Alas, if the writing-on-the-wall for (possibly) the ultimate sleep-drug wasn't already evident with all this media frenzy going on over Ambien, then the fact that Sanofi-Aventis's patent on Ambien timed-out in 2007 rang gaboxadol's death knell. New and cheaper versions of Ambien suddenly flooded the market. That year, Merck and Lundbeck decided to scrap gaboxadol during the final Phase III trial. The reasons were not published. The bottom line, most likely, is that the drug was deemed no longer commercially viable. The whole sleep-drug market was approaching saturation point: hundreds of millions of prescriptions, kickback-loving doctors all committed to one manufacturer or another (Sandoz of Switzerland, Teva of Israel, and five more). To enter it at this time with a drug that was better for the target disorder, but had little of those side-effects the off-labellers craved, would have been commercial suicide.

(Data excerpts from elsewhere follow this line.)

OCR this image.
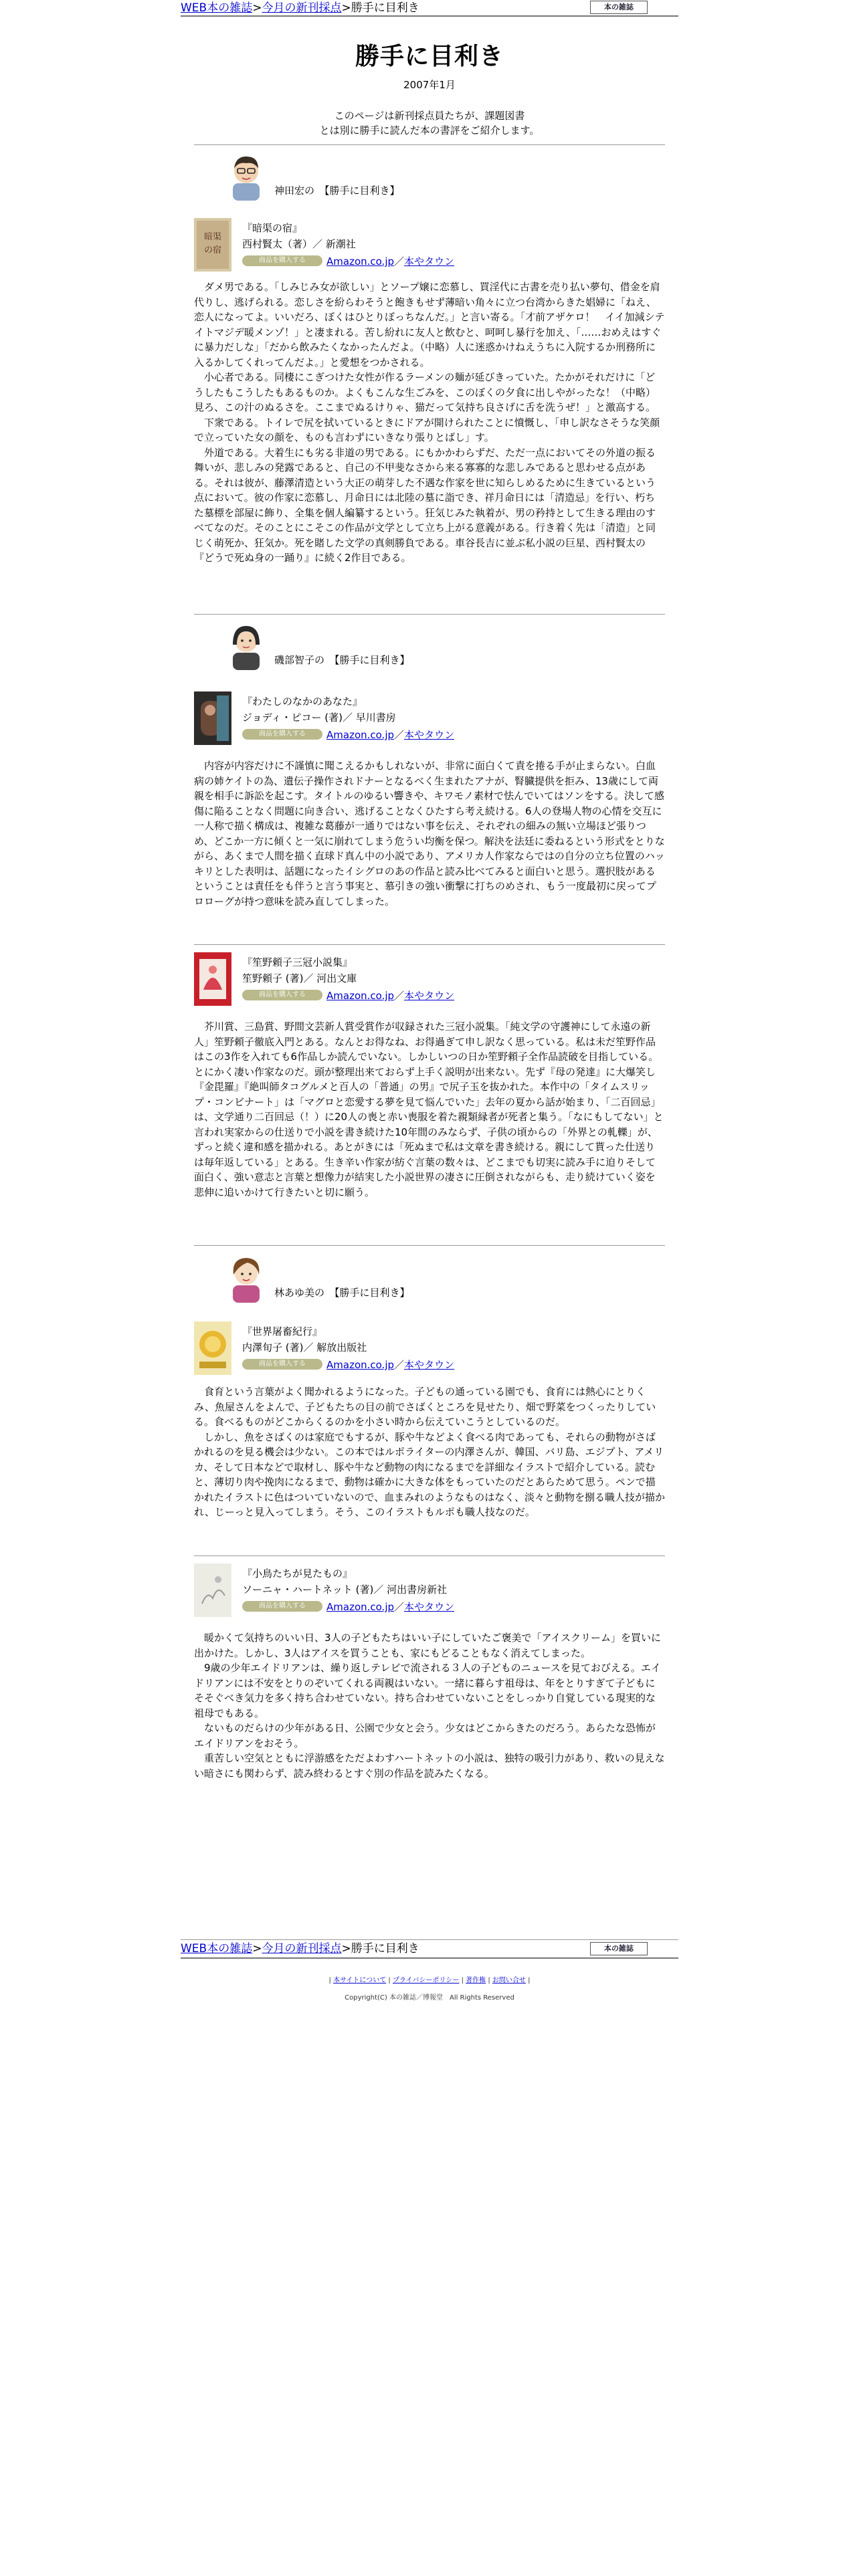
WEB本の雑誌>今月の新刊採点>勝手に目利き	本の雑誌
勝手に目利き
2007年1月
このページは新刊採点員たちが、課題図書
とは別に勝手に読んだ本の書評をご紹介します。
神田宏の　【勝手に目利き】
暗渠
の宿
『暗渠の宿』
西村賢太（著）／ 新潮社
商品を購入する	Amazon.co.jp／本やタウン

ダメ男である。「しみじみ女が欲しい」とソープ嬢に恋慕し、買淫代に古書を売り払い夢句、借金を肩代りし、逃げられる。恋しさを紛らわそうと飽きもせず薄暗い角々に立つ台湾からきた娼婦に「ねえ、恋人になってよ。いいだろ、ぼくはひとりぼっちなんだ。」と言い寄る。「才前アザケロ！　イイ加減シテイトマジデ暖メンゾ！」と凄まれる。苦し紛れに友人と飲むと、呵呵し暴行を加え、「……おめえはすぐに暴力だしな」「だから飲みたくなかったんだよ。（中略）人に迷惑かけねえうちに入院するか刑務所に入るかしてくれってんだよ。」と愛想をつかされる。

小心者である。同棲にこぎつけた女性が作るラーメンの麺が延びきっていた。たかがそれだけに「どうしたもこうしたもあるものか。よくもこんな生ごみを、このぼくの夕食に出しやがったな！（中略）見ろ、この汁のぬるさを。ここまでぬるけりゃ、猫だって気持ち良さげに舌を洗うぜ！」と激高する。

下衆である。トイレで尻を拭いているときにドアが開けられたことに憤慨し、「申し訳なさそうな笑顔で立っていた女の顔を、ものも言わずにいきなり張りとばし」す。

外道である。大着生にも劣る非道の男である。にもかかわらずだ、ただ一点においてその外道の振る舞いが、悲しみの発露であると、自己の不甲斐なさから来る寡寡的な悲しみであると思わせる点がある。それは彼が、藤澤清造という大正の萌芽した不遇な作家を世に知らしめるために生きているという点において。彼の作家に恋慕し、月命日には北陸の墓に詣でき、祥月命日には「清造忌」を行い、朽ちた墓標を部屋に飾り、全集を個人編纂するという。狂気じみた執着が、男の矜持として生きる理由のすべてなのだ。そのことにこそこの作品が文学として立ち上がる意義がある。行き着く先は「清造」と同じく萌死か、狂気か。死を賭した文学の真剣勝負である。車谷長吉に並ぶ私小説の巨星、西村賢太の『どうで死ぬ身の一踊り』に続く2作目である。

磯部智子の　【勝手に目利き】
『わたしのなかのあなた』
ジョディ・ピコー (著)／ 早川書房
商品を購入する	Amazon.co.jp／本やタウン

内容が内容だけに不謹慎に聞こえるかもしれないが、非常に面白くて責を捲る手が止まらない。白血病の姉ケイトの為、遺伝子操作されドナーとなるべく生まれたアナが、腎臓提供を拒み、13歳にして両親を相手に訴訟を起こす。タイトルのゆるい響きや、キワモノ素材で怯んでいてはソンをする。決して感傷に陥ることなく問題に向き合い、逃げることなくひたすら考え続ける。6人の登場人物の心情を交互に一人称で描く構成は、複雑な葛藤が一通りではない事を伝え、それぞれの細みの無い立場ほど張りつめ、どこか一方に傾くと一気に崩れてしまう危うい均衡を保つ。解決を法廷に委ねるという形式をとりながら、あくまで人間を描く直球ド真ん中の小説であり、アメリカ人作家ならではの自分の立ち位置のハッキリとした表明は、話題になったイシグロのあの作品と読み比べてみると面白いと思う。選択肢があるということは責任をも伴うと言う事実と、慕引きの強い衝撃に打ちのめされ、もう一度最初に戻ってプロローグが持つ意味を読み直してしまった。

『笙野頼子三冠小説集』
笙野頼子 (著)／ 河出文庫
商品を購入する	Amazon.co.jp／本やタウン

芥川賞、三島賞、野間文芸新人賞受賞作が収録された三冠小説集。「純文学の守護神にして永遠の新人」笙野頼子徹底入門とある。なんとお得なね、お得過ぎて申し訳なく思っている。私は未だ笙野作品はこの3作を入れても6作品しか読んでいない。しかしいつの日か笙野頼子全作品読破を目指している。とにかく凄い作家なのだ。頭が整理出来ておらず上手く説明が出来ない。先ず『母の発達』に大爆笑し『金毘羅』『絶叫師タコグルメと百人の「普通」の男』で尻子玉を抜かれた。本作中の「タイムスリップ・コンビナート」は「マグロと恋愛する夢を見て悩んでいた」去年の夏から話が始まり、「二百回忌」は、文学通り二百回忌（！）に20人の喪と赤い喪服を着た親類縁者が死者と集う。「なにもしてない」と言われ実家からの仕送りで小説を書き続けた10年間のみならず、子供の頃からの「外界との軋轢」が、ずっと続く違和感を描かれる。あとがきには「死ぬまで私は文章を書き続ける。親にして貰った仕送りは毎年返している」とある。生き辛い作家が紡ぐ言葉の数々は、どこまでも切実に読み手に迫りそして面白く、強い意志と言葉と想像力が結実した小説世界の凄さに圧倒されながらも、走り続けていく姿を悲伸に追いかけて行きたいと切に願う。

林あゆ美の　【勝手に目利き】
『世界屠畜紀行』
内澤旬子 (著)／ 解放出版社
商品を購入する	Amazon.co.jp／本やタウン

食育という言葉がよく聞かれるようになった。子どもの通っている園でも、食育には熱心にとりくみ、魚屋さんをよんで、子どもたちの目の前でさばくところを見せたり、畑で野菜をつくったりしている。食べるものがどこからくるのかを小さい時から伝えていこうとしているのだ。

しかし、魚をさばくのは家庭でもするが、豚や牛などよく食べる肉であっても、それらの動物がさばかれるのを見る機会は少ない。この本ではルポライターの内澤さんが、韓国、バリ島、エジプト、アメリカ、そして日本などで取材し、豚や牛など動物の肉になるまでを詳細なイラストで紹介している。読むと、薄切り肉や挽肉になるまで、動物は確かに大きな体をもっていたのだとあらためて思う。ペンで描かれたイラストに色はついていないので、血まみれのようなものはなく、淡々と動物を捌る職人技が描かれ、じーっと見入ってしまう。そう、このイラストもルポも職人技なのだ。

『小鳥たちが見たもの』
ソーニャ・ハートネット (著)／ 河出書房新社
商品を購入する	Amazon.co.jp／本やタウン

暖かくて気持ちのいい日、3人の子どもたちはいい子にしていたご褒美で「アイスクリーム」を買いに出かけた。しかし、3人はアイスを買うことも、家にもどることもなく消えてしまった。

9歳の少年エイドリアンは、繰り返しテレビで流される３人の子どものニュースを見ておびえる。エイドリアンには不安をとりのぞいてくれる両親はいない。一緒に暮らす祖母は、年をとりすぎて子どもにそそぐべき気力を多く持ち合わせていない。持ち合わせていないことをしっかり自覚している現実的な祖母でもある。

ないものだらけの少年がある日、公園で少女と会う。少女はどこからきたのだろう。あらたな恐怖がエイドリアンをおそう。

重苦しい空気とともに浮游感をただよわすハートネットの小説は、独特の吸引力があり、救いの見えない暗さにも関わらず、読み終わるとすぐ別の作品を読みたくなる。

WEB本の雑誌>今月の新刊採点>勝手に目利き	本の雑誌
| 本サイトについて | プライバシーポリシー | 著作権 | お問い合せ |
Copyright(C) 本の雑誌／博報堂　All Rights Reserved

And so, for the second time, the mushroom-derived gaboxadol was put back on the dusty shelves of Lundbeck's useless drugs room, and anyone wanting to try it would have to buy the original synthesized product - gaboxadol hydrochloride - from chemical retailers like Sigma-Aldrich online (it's not cheap). But it would not sit quite as long on Lundbeck's shelves as it did when it was first put there in the 1980s.